March 17, 2010 — -- James Sikes, the driver of the Toyota Prius that allegedly accelerated out of control last week, appeared to be in a "panicked state," "displayed signs of shock," "was clearly shaking," and "thought he was going to die," according to a just released report on the incident by the California Highway Patrol.
The report, written by the CHP officer who helped Sikes bring his car to a stop, Todd Neibert, does not express any skepticism about Sikes' version of events, which has now been called into question by representatives of Toyota and others.
Written two days after the incident but not released till Wednesday afternoon, the report says that Sikes' vehicle reached speeds of up to 95 mph. Neibert states that when he first approached the Prius on Interstate 8 east of San Diego, its "red brake lights were on for a period of time and would turn off, indicating the driver was possibly pumping the brakes."
Neibert said even when he was within a quarter of a mile of the Prius he could "smell the heated brakes, which indicated they had been used extensively."
Neibert also stated that when he observed Sikes through a lowered window, the driver's "back was arched" and he "sat off up off his seat indicating that he was possibly applying the brake pedal with his body weight."
Later, as both vehicles ascended a "long uphill grade," Neibert states that he again observed that the Prius' "brake lights were on" as it sped at about 85 mph. After the Prius came to a stop, Neibert stated that he visually inspected the front brakes and found the brake pads were "worn down to what appeared to be nearly metal on metal."
Neibert writes that when he spoke to Sikes after the incident, he observed that Sikes' voice was "labored and shaky." According to Neibert, Sikes told him "he thought he was going to die." The report notes that a paramedic who evaluated Sikes at the scene found the driver's "blood pressure and pulse rate" were very high.
At a press conference on Monday, Toyota representatives said that what Sikes said happened to his 2008 Prius on the freeway last week conflicted with what their own inspection and test drive of the vehicle showed.
"There are significant inconsistencies between the event of March 8 and the findings of this investigation," said Toyota Motor Sales spokesman Mike Michels.
According to Toyota, while Sikes' front brakes were worn away, his rear brakes were "fine," and a reading of electronic data from Sikes' car showed that he had applied the brakes and the accelerator alternately at least 250 times. Michels and the other Toyota representatives gathered before a microphone at San Diego's Qualcomm Stadium stopped short, however, of saying the data indicated Sikes was actually trying to keep the car in motion rather than stop it.
Michels said the company was not calling Sikes a liar. "We are not calling him anything," said Michels.
Asked what might motivate Sikes to tell a tale of random acceleration if it were not true, Michels said he didn't want to speculate. "We don't have an explanation," said Michels.
Michels said the data showed that Sikes must have applied repeated light pressure on the brakes rather than the full pressure needed to stop the car. He said that if Sikes had been applying more than moderate pressure on the brakes while the accelerator was pressed or stuck to the floor, the override system in the Prius would have been activated by the brake and shut off the acceleration.

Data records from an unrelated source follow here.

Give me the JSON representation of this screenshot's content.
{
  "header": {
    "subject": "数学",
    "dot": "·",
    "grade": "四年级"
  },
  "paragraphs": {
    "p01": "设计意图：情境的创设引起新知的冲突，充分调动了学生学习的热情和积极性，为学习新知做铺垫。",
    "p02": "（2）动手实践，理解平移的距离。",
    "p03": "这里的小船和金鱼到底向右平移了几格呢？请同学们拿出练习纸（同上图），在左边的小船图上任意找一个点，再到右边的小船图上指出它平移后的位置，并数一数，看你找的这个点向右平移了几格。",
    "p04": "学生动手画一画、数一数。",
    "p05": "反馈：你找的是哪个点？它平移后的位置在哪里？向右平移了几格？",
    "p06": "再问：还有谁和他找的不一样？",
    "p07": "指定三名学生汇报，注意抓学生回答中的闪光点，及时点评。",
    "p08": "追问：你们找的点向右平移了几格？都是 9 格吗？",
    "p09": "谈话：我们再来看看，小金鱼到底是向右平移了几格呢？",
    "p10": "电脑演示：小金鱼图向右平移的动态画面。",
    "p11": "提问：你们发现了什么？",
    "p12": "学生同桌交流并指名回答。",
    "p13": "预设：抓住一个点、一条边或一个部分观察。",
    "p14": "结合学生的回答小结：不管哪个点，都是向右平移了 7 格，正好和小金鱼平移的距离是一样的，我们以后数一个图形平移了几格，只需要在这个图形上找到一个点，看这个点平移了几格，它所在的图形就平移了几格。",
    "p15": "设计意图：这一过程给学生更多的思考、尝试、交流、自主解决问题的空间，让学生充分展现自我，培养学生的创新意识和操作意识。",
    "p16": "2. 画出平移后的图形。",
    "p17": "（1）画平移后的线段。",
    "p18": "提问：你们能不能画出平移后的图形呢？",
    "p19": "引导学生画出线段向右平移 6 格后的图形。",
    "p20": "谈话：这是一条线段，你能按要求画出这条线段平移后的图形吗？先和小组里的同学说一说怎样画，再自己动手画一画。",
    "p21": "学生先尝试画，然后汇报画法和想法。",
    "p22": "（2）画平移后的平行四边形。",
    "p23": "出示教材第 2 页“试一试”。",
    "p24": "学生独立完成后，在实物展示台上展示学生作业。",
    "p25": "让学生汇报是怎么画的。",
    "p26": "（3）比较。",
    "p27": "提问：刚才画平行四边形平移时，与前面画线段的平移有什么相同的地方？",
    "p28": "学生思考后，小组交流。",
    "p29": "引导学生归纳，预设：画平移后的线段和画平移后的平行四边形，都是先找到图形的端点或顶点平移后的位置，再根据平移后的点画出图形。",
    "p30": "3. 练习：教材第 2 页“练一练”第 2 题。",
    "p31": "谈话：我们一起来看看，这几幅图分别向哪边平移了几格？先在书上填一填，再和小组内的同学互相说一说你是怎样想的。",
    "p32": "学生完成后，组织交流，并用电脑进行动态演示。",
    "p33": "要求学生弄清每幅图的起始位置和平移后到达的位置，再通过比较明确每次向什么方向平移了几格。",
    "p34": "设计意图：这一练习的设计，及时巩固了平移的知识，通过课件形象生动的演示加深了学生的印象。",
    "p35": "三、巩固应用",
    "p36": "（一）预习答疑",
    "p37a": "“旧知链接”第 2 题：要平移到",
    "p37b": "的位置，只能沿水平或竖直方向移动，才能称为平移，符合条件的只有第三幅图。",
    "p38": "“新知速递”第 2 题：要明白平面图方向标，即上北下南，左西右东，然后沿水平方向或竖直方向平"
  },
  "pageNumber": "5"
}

After the press conference, however, a Toyota representative confirmed to ABC News that the electronic data did not show how hard the brake was being pressed. "The level of brake application is not recorded," said Toyota spokesman Brian Lyons, "only that the brakes were completely released and applied."
Lyons also clarified Michels statement about the number of times Sikes must have hit the brakes and the accelerator. He said that the data showed that Sikes pressed and released the brakes 254 times, and did not show Sikes pressing on the accelerator, only that the throttle remained open throughout the incident.
Asked at the press conference why the California Highway Patrol officer who helped Sikes bring his car to a stop reported seeing Sikes "standing" on the brakes, Michels said he assumed the officer's account was true.
CHP press spokesperson Brian Pennings told the Blotter that the department continues to believe Sikes' case was not a hoax. "Toyota has not presented any factual data to the Highway Patrol that would discredit Mr. Sikes' account," said Pennings. Pennings also noted that Toyota held its press conference without interviewing the officers at the scene and while a federal investigation into the case was continuing. "if they choose to do that, that's fine, but it's still ongoing," said Pennings.
James Sikes' attorney, John Gomez, said the tests did not replicate what his client had actually done while driving the car. He also said the tests did not provide evidence for those who believe Sikes faked the incident for profit or publicity.
The CHP report noted that Sikes was "very reluctant to speak to the media," and "refused to exit the ambulance" once he observed media on the scene. Neibert stated that he convinced Sikes to go to the CHP office "in order to put the media at ease," and advised him that "the media would most likely seek him out if he did not speak to them voluntarily."
"There is no reason whatsoever to believe it's a hoax," said Gomez. "And just to be clear, he is not filing a lawsuit, ever. He's not asking for money, ever. So there's no reason for him to make it up."